Orelia Suazo told WLRN she accepted the apology, but she was still hurt because cops at the scene of the arrest denied they had hurt her brother.
“My hurt is that the sergeant lied to our faces. He was like, ‘Oh we didn't beat up your brother.' "
Use of force
Hardemon, in his string of tweets, focused on whether the officer's kick connected.
"The courts will opine that there was no excessive use of force because the officer missed and hence no force exerted on arrestee," wrote the commissioner.
Video evidence from the body camera Figueroa was wearing may not even exist. Gibbons, the officer's lawyer, said he believes his client's body camera fell to the ground during the chase and apprehension of Suazo. That was confirmed by a police source who said Figueroa's body camera does not show him running toward and kicking at the suspect. The department had not determined whether it fell off the officer as he chased Suazo.

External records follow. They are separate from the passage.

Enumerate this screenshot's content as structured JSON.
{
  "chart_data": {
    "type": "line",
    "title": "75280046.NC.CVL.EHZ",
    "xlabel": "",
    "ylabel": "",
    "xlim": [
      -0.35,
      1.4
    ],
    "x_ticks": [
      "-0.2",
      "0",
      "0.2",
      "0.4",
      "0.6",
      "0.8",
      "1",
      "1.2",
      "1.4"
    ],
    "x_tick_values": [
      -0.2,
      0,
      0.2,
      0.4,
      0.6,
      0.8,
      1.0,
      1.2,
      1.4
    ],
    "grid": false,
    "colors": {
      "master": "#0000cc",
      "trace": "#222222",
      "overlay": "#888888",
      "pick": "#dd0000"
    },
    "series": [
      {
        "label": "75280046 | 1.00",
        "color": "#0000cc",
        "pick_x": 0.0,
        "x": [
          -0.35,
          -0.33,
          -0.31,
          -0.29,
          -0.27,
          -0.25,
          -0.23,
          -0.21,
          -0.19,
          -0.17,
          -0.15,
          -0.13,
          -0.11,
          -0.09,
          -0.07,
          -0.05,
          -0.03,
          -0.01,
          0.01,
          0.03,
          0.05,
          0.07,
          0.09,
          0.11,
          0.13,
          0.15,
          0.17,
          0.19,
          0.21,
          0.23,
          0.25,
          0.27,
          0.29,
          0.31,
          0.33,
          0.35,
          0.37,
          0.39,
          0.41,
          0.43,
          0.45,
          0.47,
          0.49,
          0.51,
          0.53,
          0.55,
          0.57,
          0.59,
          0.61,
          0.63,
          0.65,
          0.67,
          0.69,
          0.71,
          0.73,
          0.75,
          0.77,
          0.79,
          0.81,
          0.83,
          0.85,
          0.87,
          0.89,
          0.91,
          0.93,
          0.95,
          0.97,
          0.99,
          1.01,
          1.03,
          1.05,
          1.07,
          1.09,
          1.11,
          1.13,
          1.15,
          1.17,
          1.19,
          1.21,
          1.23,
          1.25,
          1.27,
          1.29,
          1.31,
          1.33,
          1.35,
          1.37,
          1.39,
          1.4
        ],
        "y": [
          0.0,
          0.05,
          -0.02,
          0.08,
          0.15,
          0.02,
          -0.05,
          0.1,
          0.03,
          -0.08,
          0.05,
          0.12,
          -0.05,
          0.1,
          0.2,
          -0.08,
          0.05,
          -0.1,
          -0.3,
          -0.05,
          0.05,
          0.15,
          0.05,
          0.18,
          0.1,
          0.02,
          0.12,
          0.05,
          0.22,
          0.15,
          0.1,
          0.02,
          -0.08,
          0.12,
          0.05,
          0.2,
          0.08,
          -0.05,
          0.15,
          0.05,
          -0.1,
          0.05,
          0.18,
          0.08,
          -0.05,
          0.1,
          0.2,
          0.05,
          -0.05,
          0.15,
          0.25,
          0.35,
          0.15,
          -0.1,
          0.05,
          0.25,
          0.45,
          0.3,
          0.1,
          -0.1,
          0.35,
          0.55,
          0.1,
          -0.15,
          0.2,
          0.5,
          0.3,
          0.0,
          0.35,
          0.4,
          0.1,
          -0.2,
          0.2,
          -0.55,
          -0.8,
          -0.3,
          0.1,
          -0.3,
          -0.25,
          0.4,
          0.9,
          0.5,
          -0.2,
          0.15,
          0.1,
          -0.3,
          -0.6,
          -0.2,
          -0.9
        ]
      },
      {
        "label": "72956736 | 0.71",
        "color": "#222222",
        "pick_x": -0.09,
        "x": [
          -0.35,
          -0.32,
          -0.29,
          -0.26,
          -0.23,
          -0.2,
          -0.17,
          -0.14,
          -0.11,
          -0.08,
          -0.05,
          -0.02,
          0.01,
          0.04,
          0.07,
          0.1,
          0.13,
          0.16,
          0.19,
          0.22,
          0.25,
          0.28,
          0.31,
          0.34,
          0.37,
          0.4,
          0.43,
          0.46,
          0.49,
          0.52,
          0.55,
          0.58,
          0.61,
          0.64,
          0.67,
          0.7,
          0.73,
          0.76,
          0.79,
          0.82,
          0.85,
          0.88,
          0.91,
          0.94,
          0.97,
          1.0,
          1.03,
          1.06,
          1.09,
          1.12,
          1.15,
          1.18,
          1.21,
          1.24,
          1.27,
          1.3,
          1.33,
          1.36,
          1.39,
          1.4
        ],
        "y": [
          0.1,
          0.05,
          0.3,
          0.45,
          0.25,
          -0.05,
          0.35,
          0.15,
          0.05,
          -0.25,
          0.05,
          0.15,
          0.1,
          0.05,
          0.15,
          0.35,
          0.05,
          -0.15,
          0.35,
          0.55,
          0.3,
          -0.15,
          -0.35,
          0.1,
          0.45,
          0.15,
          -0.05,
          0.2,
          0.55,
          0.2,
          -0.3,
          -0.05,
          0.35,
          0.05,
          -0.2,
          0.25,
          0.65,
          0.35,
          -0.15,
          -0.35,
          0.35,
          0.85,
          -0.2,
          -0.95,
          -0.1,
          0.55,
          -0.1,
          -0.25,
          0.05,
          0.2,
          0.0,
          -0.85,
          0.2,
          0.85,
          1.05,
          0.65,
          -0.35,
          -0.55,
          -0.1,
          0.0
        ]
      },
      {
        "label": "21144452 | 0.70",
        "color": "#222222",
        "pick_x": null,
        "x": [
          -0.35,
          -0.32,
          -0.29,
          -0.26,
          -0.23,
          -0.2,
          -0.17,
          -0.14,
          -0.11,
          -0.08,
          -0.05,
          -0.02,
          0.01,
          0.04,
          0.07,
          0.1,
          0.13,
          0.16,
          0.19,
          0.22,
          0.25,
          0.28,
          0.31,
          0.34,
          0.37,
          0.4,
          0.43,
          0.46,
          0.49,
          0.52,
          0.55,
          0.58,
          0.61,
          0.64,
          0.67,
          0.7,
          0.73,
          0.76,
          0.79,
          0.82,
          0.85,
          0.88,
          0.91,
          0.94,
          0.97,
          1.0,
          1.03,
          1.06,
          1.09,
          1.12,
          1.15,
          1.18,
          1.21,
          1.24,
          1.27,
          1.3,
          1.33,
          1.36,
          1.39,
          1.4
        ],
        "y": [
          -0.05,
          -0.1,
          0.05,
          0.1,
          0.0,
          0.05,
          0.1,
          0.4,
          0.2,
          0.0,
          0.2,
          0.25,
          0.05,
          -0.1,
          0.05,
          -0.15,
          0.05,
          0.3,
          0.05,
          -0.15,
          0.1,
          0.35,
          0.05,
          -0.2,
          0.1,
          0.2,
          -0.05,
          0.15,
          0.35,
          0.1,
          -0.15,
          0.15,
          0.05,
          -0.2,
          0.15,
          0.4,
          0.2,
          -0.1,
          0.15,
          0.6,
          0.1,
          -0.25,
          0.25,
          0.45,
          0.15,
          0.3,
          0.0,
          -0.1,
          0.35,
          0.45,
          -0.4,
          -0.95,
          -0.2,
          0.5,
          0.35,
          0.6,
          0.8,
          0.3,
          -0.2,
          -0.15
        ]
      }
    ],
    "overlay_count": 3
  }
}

The incident could be another setback to a department with a checkered past when it comes to civil rights issues. As recently as 2011, the Department of Justice launched an investigation into officers using excessive force and took a look at 33 police-involved shootings over the years. At one point, Miami officers fatally shot seven black men in eight months.
Years after that spate of shootings roiled racial tensions, the city reached a settlement with the Justice Department in 2016 that required Miami's police department to operate under the supervision of a federally appointed monitor for four years.
Monitor Jane Castor, the former chief of police in Tampa who is now running for mayor there, did not respond to requests for comment.
The community board where Suazo's sisters spoke Thursday night was created as part of the federal agreement to ensure that the city is complying with the deal. The agreement also requires police officers to receive de-escalation training designed to help cops control unruly suspects without using force. An academic presentation on de-escalation was coincidentally on Thursday night's agenda.
Justin Pinn, chairman of the advisory board, said he appreciated Colina's swift suspension of Figueroa. He believes the department has made strides since the settlement, but more needs to be done to ensure that people, particularly people of color, are treated with dignity and respect even when they're being arrested.
There are still trust issues between the black community and police, he said, that won't be fully resolved if incidents like this occur and there aren't consequences for police wrongdoing.
"We have to focus on how we can change the culture of policing to make sure we're not building up this warrior mentality," he said.